Os corais ficarão brancos, os pinguins perderão seus blocos de gelo da Antártica, os papagaios-do-mar ao redor da costa do Reino Unido serão incapazes de alimentar seus filhotes e o macaco-esquilo de cabeça preta da Amazônia pode ser exterminado se o mundo não limitar o aquecimento global a 1.5ºC acima dos níveis pré-industriais.

Além de um aumento de 1.5°C, muitas espécies enfrentarão problemas crescentes para encontrar comida ou sobreviver, de acordo com um relatório do WWF sobre os efeitos da degradação climática em 12 espécies-chave em todo o mundo.

No Reino Unido, os papagaios-do-mar estão enfrentando ameaças crescentes do aquecimento dos mares. As galeotas constituem uma grande parte da dieta das aves marinhas, e as galeotas dependem de crustáceos chamados copépodes. Agora, no entanto, o aquecimento dos mares significa que os copépodes estão florescendo antes da galeota chocar. Como as galeotas perdem suas refeições, há menos comida para os papagaios-do-mar e colônias inteiras podem falhar como resultado. O WWF descobriu que, entre 2000 e 2016, os copépodes floresciam quase 20 dias antes que as larvas da galeota nascessem, uma incompatibilidade que provavelmente aumentaria em temperaturas mais altas.

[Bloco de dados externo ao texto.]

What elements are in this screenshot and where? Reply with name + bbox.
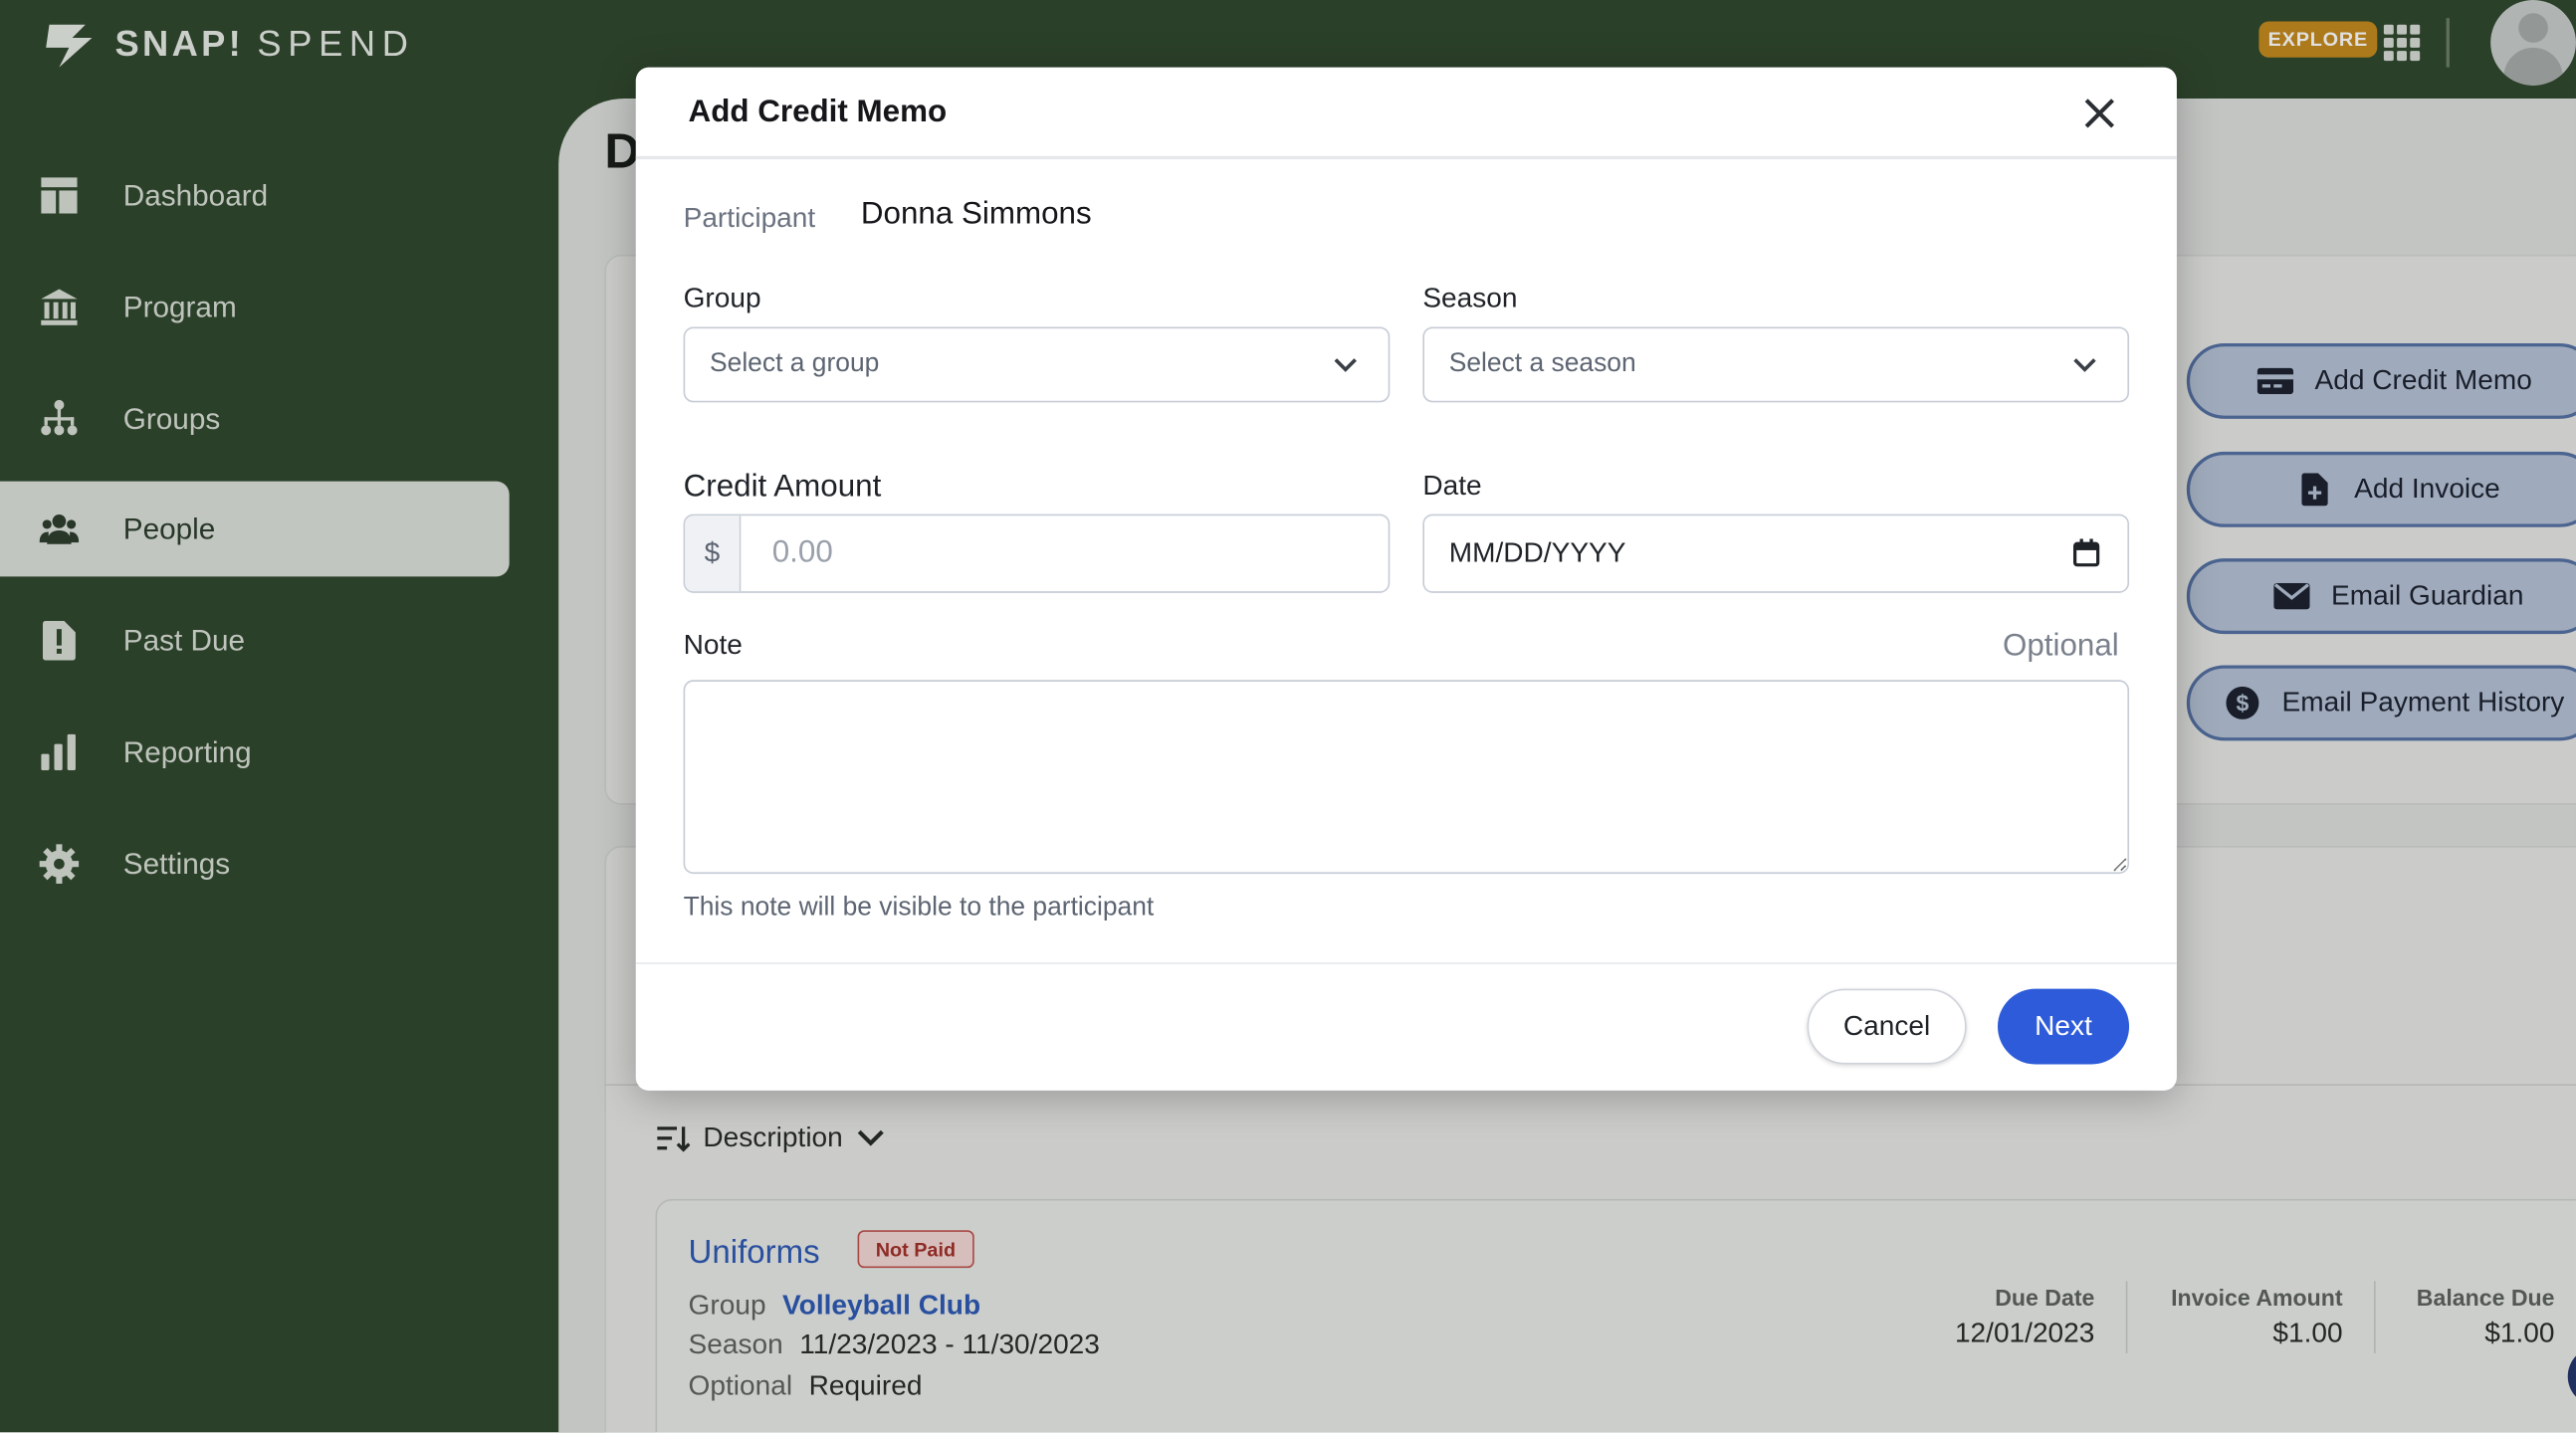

O relatório descobriu que os efeitos do aquecimento global, que já atingiu mais de 1C acima dos níveis pré-industriais, já podiam ser vistos no Reino Unido. Por exemplo, as lebres da montanha nas Terras Altas da Escócia cultivam casacos brancos para camuflagem no inverno, mas a neve está derretendo mais cedo, antes que suas pelagens voltem ao marrom, deixando-as expostas aos predadores.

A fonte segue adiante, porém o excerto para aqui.